Männliche Huren. So hatte Zac sie mal beschrieben. Ich wusste nicht mehr genau wann es war, wahrscheinlich sogar am ersten oder zweiten Tag, wo ich bei ihnen war. Sie waren Schlimmer. Huren würde nicht ausreichen um diese Psychopathen zu beschreiben. Mir selbst fiel nicht einmal ein Wort ein, was ansatzweise ihre kaltherzige und manipulative Art wirklich beschreiben konnte.

"Was beschäftigt dich denn so?" Ich sah von der weichen Decke auf, in die Teddybraunen Augen.

Was mache ich hier?

"Meine Freiheit."

"Aber du bist doch frei, wieso denkst du denn dann darüber nach?"

Ich sah müde aus, meine Augen trüb, als wäre ich komplett abgetreten, als wäre ich gar nicht im hier und jetzt. Ich wusste welche Worte mich erwarten könnten, ich kannte Logan und wusste, wie glaubhaft er mir seine Ansicht zu meiner Wirklichkeit werden lasssen konnte.

"Ach Nichts." Ich befreite mich aus der Decke und entfernte mich. Aiden stand im Türrahmen zum Balkon und drehte sich zu uns um, als er merkte, dass ich aufstand um zu gehen.

"Kleine?" Ich hörte nicht auf ihn, ging einfach nach oben in mein Zimmer und legte mich ins Bett.

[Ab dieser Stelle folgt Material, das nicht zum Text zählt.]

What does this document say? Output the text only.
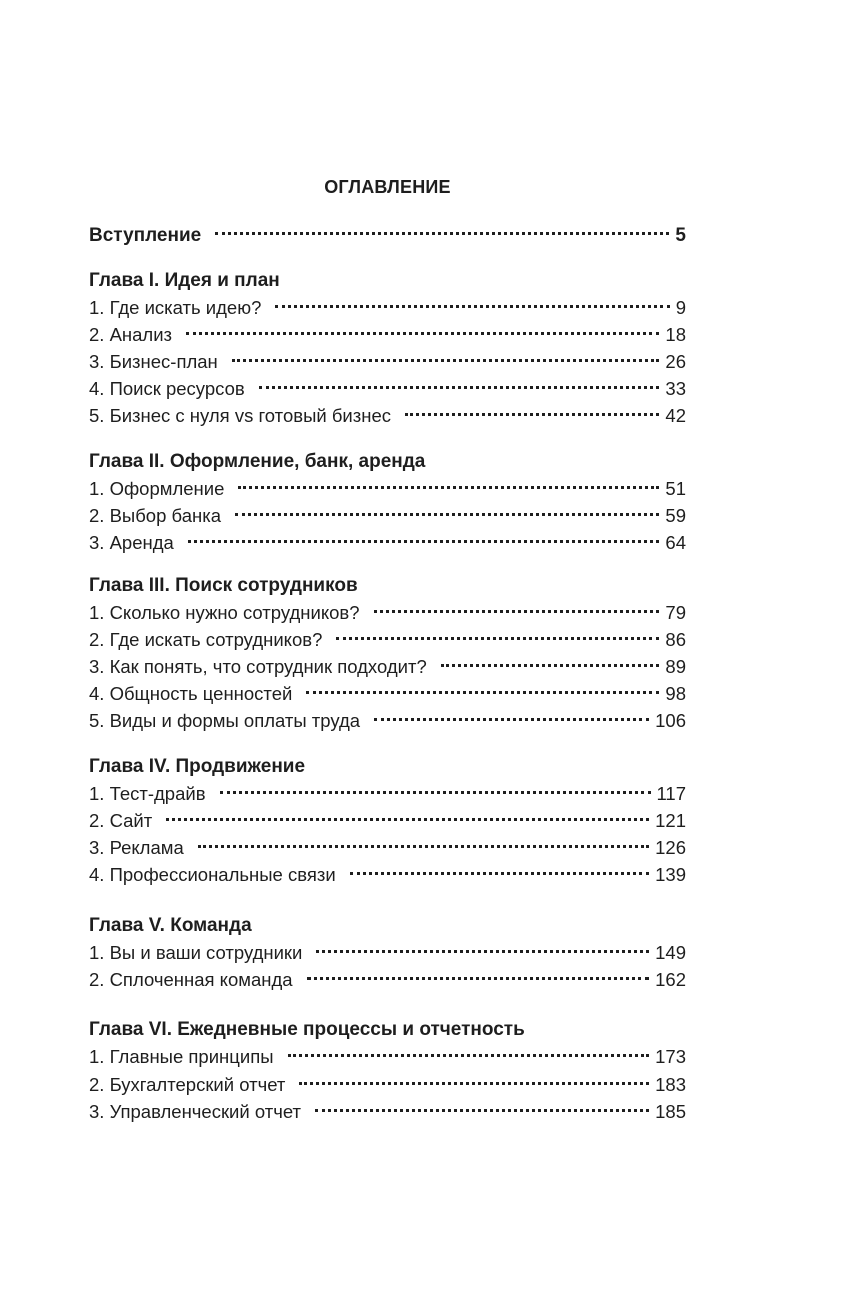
ОГЛАВЛЕНИЕ
Вступление	5
Глава I. Идея и план
1. Где искать идею?	9
2. Анализ	18
3. Бизнес-план	26
4. Поиск ресурсов	33
5. Бизнес с нуля vs готовый бизнес	42
Глава II. Оформление, банк, аренда
1. Оформление	51
2. Выбор банка	59
3. Аренда	64
Глава III. Поиск сотрудников
1. Сколько нужно сотрудников?	79
2. Где искать сотрудников?	86
3. Как понять, что сотрудник подходит?	89
4. Общность ценностей	98
5. Виды и формы оплаты труда	106
Глава IV. Продвижение
1. Тест-драйв	117
2. Сайт	121
3. Реклама	126
4. Профессиональные связи	139
Глава V. Команда
1. Вы и ваши сотрудники	149
2. Сплоченная команда	162
Глава VI. Ежедневные процессы и отчетность
1. Главные принципы	173
2. Бухгалтерский отчет	183
3. Управленческий отчет	185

Wenn ich jetzt aufgebe, könnte ich mir vielleicht einiges an Schmerz ersparen. Doch ich wollte es nicht. Ich wollte nicht nach ihrer Pfeiffe tanzen und alles aufgeben, was ich hatte. Mein Herz schmerzte viel zu sehr bei den Gedanken, sie fühlte sich so leer an, dass ich mich fragte, ob ich vielleicht nichts weiter als eine Marionette bin, die gegen den Willen ihres Schöpfers ein eigenes Denken angefangen hat.

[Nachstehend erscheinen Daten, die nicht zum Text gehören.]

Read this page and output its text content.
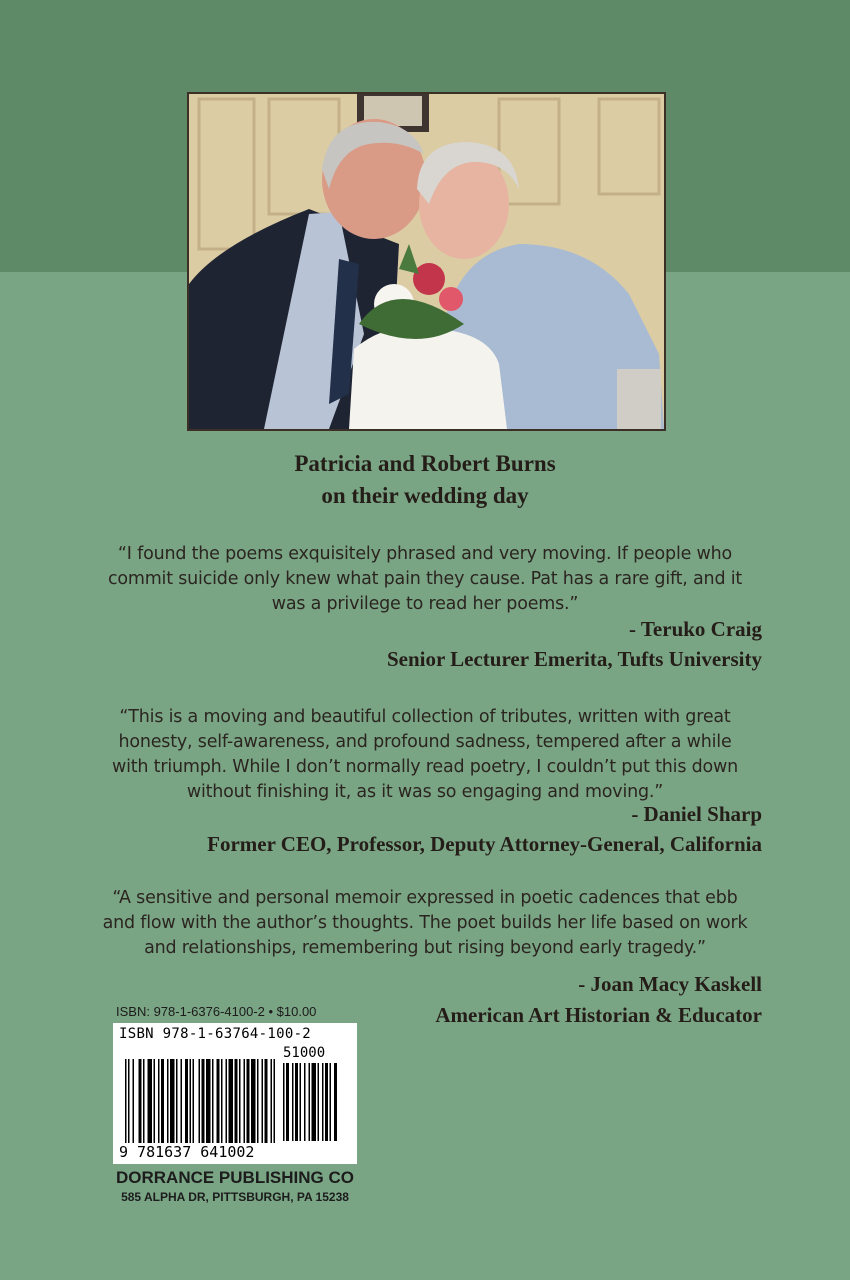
Patricia and Robert Burns
on their wedding day
“I found the poems exquisitely phrased and very moving. If people who
commit suicide only knew what pain they cause. Pat has a rare gift, and it
was a privilege to read her poems.”
- Teruko Craig
Senior Lecturer Emerita, Tufts University
“This is a moving and beautiful collection of tributes, written with great
honesty, self-awareness, and profound sadness, tempered after a while
with triumph. While I don’t normally read poetry, I couldn’t put this down
without finishing it, as it was so engaging and moving.”
- Daniel Sharp
Former CEO, Professor, Deputy Attorney-General, California
“A sensitive and personal memoir expressed in poetic cadences that ebb
and flow with the author’s thoughts. The poet builds her life based on work
and relationships, remembering but rising beyond early tragedy.”
- Joan Macy Kaskell
American Art Historian & Educator
ISBN: 978-1-6376-4100-2 • $10.00
ISBN 978-1-63764-100-2
51000
9 781637 641002
DORRANCE PUBLISHING CO
585 ALPHA DR, PITTSBURGH, PA 15238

"Ich mag es nicht, wenn man mich ignoriert." Er war mir also hinterhergekommen.

"Ich mag mag nicht hier sein." Die Worte kamen nur schwer heraus, in meinen Hals hatte sich ein riesen Knoten entwickelt.

"Wir wissen beide, dass das nicht die Wahrheit ist." Das Bett gab nach, als Aiden sich setzte.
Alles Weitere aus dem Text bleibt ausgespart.